Por Jorge Eduardo Simonetti

jorgesimonetti.blogspot.com

Para El Litoral

“Cuando se sincera la economía hay un precio que pagar, por eso es peligroso el populismo: es el sacrificio del futuro por un presente efímero”.

 Mario Vargas Llosa, escritor

Que Mauricio Macri es una persona optimista, nadie duda, pero que además muchas veces le han faltado evidencias para sustentar su optimismo, eso tampoco está en cuestión.

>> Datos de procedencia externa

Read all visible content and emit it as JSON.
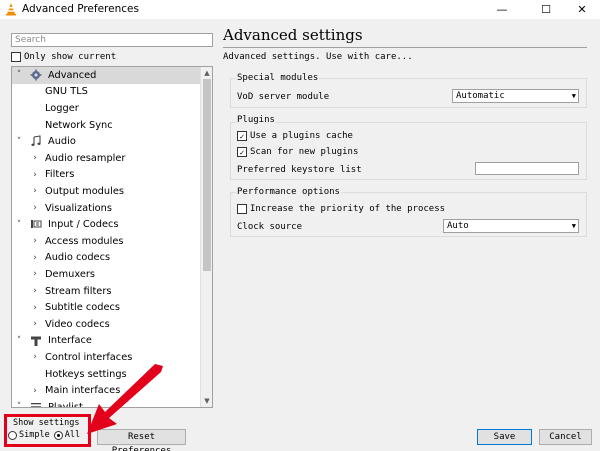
{
  "window": {
    "title": "Advanced Preferences",
    "minimize_glyph": "—",
    "maximize_glyph": "☐",
    "close_glyph": "✕"
  },
  "left": {
    "search_placeholder": "Search",
    "only_show_current": "Only show current",
    "tree": [
      {
        "label": "Advanced",
        "level": 0,
        "expanded": true,
        "icon": "gear-icon",
        "selected": true
      },
      {
        "label": "GNU TLS",
        "level": 1
      },
      {
        "label": "Logger",
        "level": 1
      },
      {
        "label": "Network Sync",
        "level": 1
      },
      {
        "label": "Audio",
        "level": 0,
        "expanded": true,
        "icon": "music-note-icon"
      },
      {
        "label": "Audio resampler",
        "level": 1,
        "has_children": true
      },
      {
        "label": "Filters",
        "level": 1,
        "has_children": true
      },
      {
        "label": "Output modules",
        "level": 1,
        "has_children": true
      },
      {
        "label": "Visualizations",
        "level": 1,
        "has_children": true
      },
      {
        "label": "Input / Codecs",
        "level": 0,
        "expanded": true,
        "icon": "codec-icon"
      },
      {
        "label": "Access modules",
        "level": 1,
        "has_children": true
      },
      {
        "label": "Audio codecs",
        "level": 1,
        "has_children": true
      },
      {
        "label": "Demuxers",
        "level": 1,
        "has_children": true
      },
      {
        "label": "Stream filters",
        "level": 1,
        "has_children": true
      },
      {
        "label": "Subtitle codecs",
        "level": 1,
        "has_children": true
      },
      {
        "label": "Video codecs",
        "level": 1,
        "has_children": true
      },
      {
        "label": "Interface",
        "level": 0,
        "expanded": true,
        "icon": "interface-icon"
      },
      {
        "label": "Control interfaces",
        "level": 1,
        "has_children": true
      },
      {
        "label": "Hotkeys settings",
        "level": 1
      },
      {
        "label": "Main interfaces",
        "level": 1,
        "has_children": true
      },
      {
        "label": "Playlist",
        "level": 0,
        "expanded": true,
        "icon": "playlist-icon"
      }
    ],
    "show_settings": {
      "label": "Show settings",
      "simple": "Simple",
      "all": "All",
      "selected": "All"
    },
    "reset_button": "Reset Preferences"
  },
  "right": {
    "title": "Advanced settings",
    "description": "Advanced settings. Use with care...",
    "groups": {
      "special": {
        "title": "Special modules",
        "vod_label": "VoD server module",
        "vod_value": "Automatic"
      },
      "plugins": {
        "title": "Plugins",
        "use_cache": "Use a plugins cache",
        "use_cache_checked": true,
        "scan_new": "Scan for new plugins",
        "scan_new_checked": true,
        "keystore_label": "Preferred keystore list",
        "keystore_value": ""
      },
      "performance": {
        "title": "Performance options",
        "increase_priority": "Increase the priority of the process",
        "increase_priority_checked": false,
        "clock_label": "Clock source",
        "clock_value": "Auto"
      }
    }
  },
  "footer": {
    "save": "Save",
    "cancel": "Cancel"
  },
  "annotation_color": "#e2001a"
}
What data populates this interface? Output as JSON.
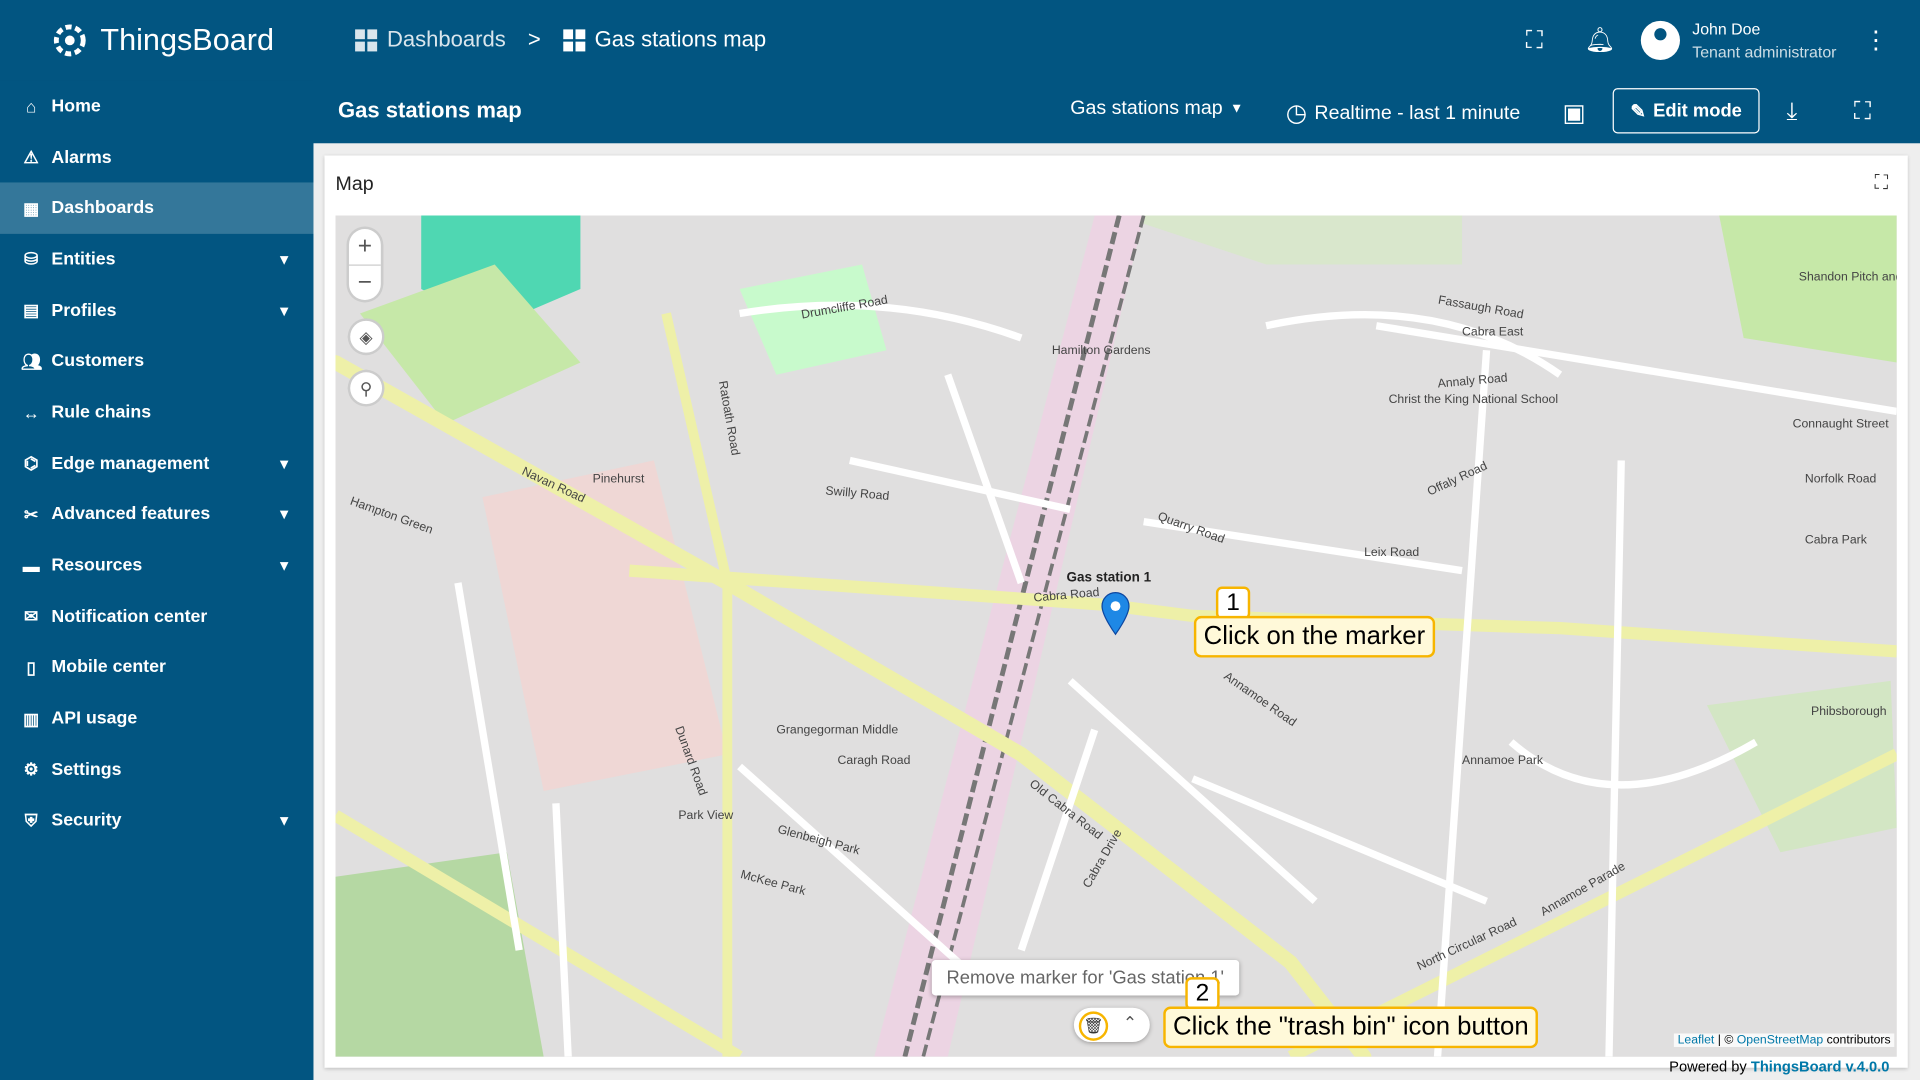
{
  "app": {
    "name": "ThingsBoard"
  },
  "breadcrumb": [
    {
      "label": "Dashboards",
      "icon": "dashboard-icon"
    },
    {
      "separator": ">"
    },
    {
      "label": "Gas stations map",
      "icon": "dashboard-icon"
    }
  ],
  "user": {
    "name": "John Doe",
    "role": "Tenant administrator"
  },
  "toolbar": {
    "title": "Gas stations map",
    "state_select": "Gas stations map",
    "timewindow": "Realtime - last 1 minute",
    "edit_label": "Edit mode"
  },
  "sidebar": {
    "items": [
      {
        "label": "Home",
        "icon": "home-icon"
      },
      {
        "label": "Alarms",
        "icon": "warning-icon"
      },
      {
        "label": "Dashboards",
        "icon": "dashboard-icon",
        "active": true
      },
      {
        "label": "Entities",
        "icon": "entities-icon",
        "expandable": true
      },
      {
        "label": "Profiles",
        "icon": "profiles-icon",
        "expandable": true
      },
      {
        "label": "Customers",
        "icon": "customers-icon"
      },
      {
        "label": "Rule chains",
        "icon": "rule-chain-icon"
      },
      {
        "label": "Edge management",
        "icon": "edge-icon",
        "expandable": true
      },
      {
        "label": "Advanced features",
        "icon": "tools-icon",
        "expandable": true
      },
      {
        "label": "Resources",
        "icon": "folder-icon",
        "expandable": true
      },
      {
        "label": "Notification center",
        "icon": "notification-icon"
      },
      {
        "label": "Mobile center",
        "icon": "mobile-icon"
      },
      {
        "label": "API usage",
        "icon": "chart-icon"
      },
      {
        "label": "Settings",
        "icon": "gear-icon"
      },
      {
        "label": "Security",
        "icon": "shield-icon",
        "expandable": true
      }
    ]
  },
  "widget": {
    "title": "Map",
    "marker_label": "Gas station 1",
    "tooltip": "Remove marker for 'Gas station 1'",
    "callouts": [
      {
        "num": "1",
        "text": "Click on the marker"
      },
      {
        "num": "2",
        "text": "Click the \"trash bin\" icon button"
      }
    ],
    "attribution": {
      "leaflet": "Leaflet",
      "sep": " | © ",
      "osm": "OpenStreetMap",
      "suffix": " contributors"
    },
    "powered": {
      "prefix": "Powered by ",
      "link": "ThingsBoard v.4.0.0"
    },
    "street_labels": [
      "Cabra Road",
      "Navan Road",
      "Old Cabra Road",
      "Cabra Drive",
      "Drumcliffe Road",
      "Quarry Road",
      "Cabra East",
      "Annamoe Road",
      "North Circular Road",
      "Grangegorman Middle",
      "Dunard Road",
      "Glenbeigh Park",
      "Swilly Road",
      "Ratoath Road",
      "Hamilton Gardens",
      "Christ the King National School",
      "Fassaugh Road",
      "Annaly Road",
      "Offaly Road",
      "Leix Road",
      "Annamoe Parade",
      "Hampton Green",
      "Pinehurst",
      "Caragh Road",
      "Park View",
      "McKee Park",
      "Connaught Street",
      "Norfolk Road",
      "Cabra Park",
      "Shandon Pitch and Putt",
      "Annamoe Park",
      "Phibsborough"
    ]
  }
}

Desde la pobreza cero y la inflación fácilmente domesticable de sus comienzos como presidente, a este presente del incremento geométrico del costo de vida, desvalorización importante de la moneda, contracción marcada de la actividad económica, hay un campo, un campo de imprevisión, de anuncios sin base fáctica, de una mirada casi infantil sobre los males de la Argentina y sus soluciones.

Macri es el modelo de libro de aquello que Winston Churchill dijera: “El político debe ser capaz de predecir lo que va a pasar mañana, el mes próximo y el año que viene, y de explicar después por qué no ha ocurrido”.

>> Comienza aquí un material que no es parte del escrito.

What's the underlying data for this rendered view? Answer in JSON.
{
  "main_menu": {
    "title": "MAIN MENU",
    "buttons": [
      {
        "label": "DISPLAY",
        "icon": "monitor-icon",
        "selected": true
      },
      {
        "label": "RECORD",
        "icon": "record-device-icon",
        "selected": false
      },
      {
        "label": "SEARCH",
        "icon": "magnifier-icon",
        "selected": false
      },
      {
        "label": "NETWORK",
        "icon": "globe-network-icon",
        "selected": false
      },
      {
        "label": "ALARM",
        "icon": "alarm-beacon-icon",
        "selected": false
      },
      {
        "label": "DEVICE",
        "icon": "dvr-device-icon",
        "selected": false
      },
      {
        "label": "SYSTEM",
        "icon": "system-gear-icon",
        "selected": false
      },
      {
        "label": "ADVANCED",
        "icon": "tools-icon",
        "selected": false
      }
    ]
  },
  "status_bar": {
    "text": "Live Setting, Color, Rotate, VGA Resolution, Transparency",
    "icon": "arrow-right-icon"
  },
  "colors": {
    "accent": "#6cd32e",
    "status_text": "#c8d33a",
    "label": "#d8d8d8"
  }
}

A una tremenda falla en el diagnóstico inicial de la economía argentina, le sumó una sucesión de medidas de gobierno que, por ser inadecuadas o insuficientes, sólo consiguieron traernos a este presente.

La Argentina viene de un pasado populista que el Presidente ha prolongado por la ralentización de su metamorfosis y la falta de un modelo alternativo.

En su descargo, hay que decir que, a diferencia del kirchnerismo autocrático, debió negociar toda medida importante de gobierno con un poder distribuido horizontalmente con el Congreso, y verticalmente con los gobernadores de provincia.

Armar un Estado populista es relativamente fácil, lo complicado es desactivarlo sin generar un caos social y poner en riesgo la estabilidad democrática, a través de la prédica disolvente de sus creadores.

Si por vía de la imaginación abrimos el cajón de las fantasías, podremos desempolvar el viejo “manual del buen populista”, que nos explica cómo estructurar el populismo de Estado. Destaco “populismo de Estado” porque todos hacen populismo con dinero público, no con el propio.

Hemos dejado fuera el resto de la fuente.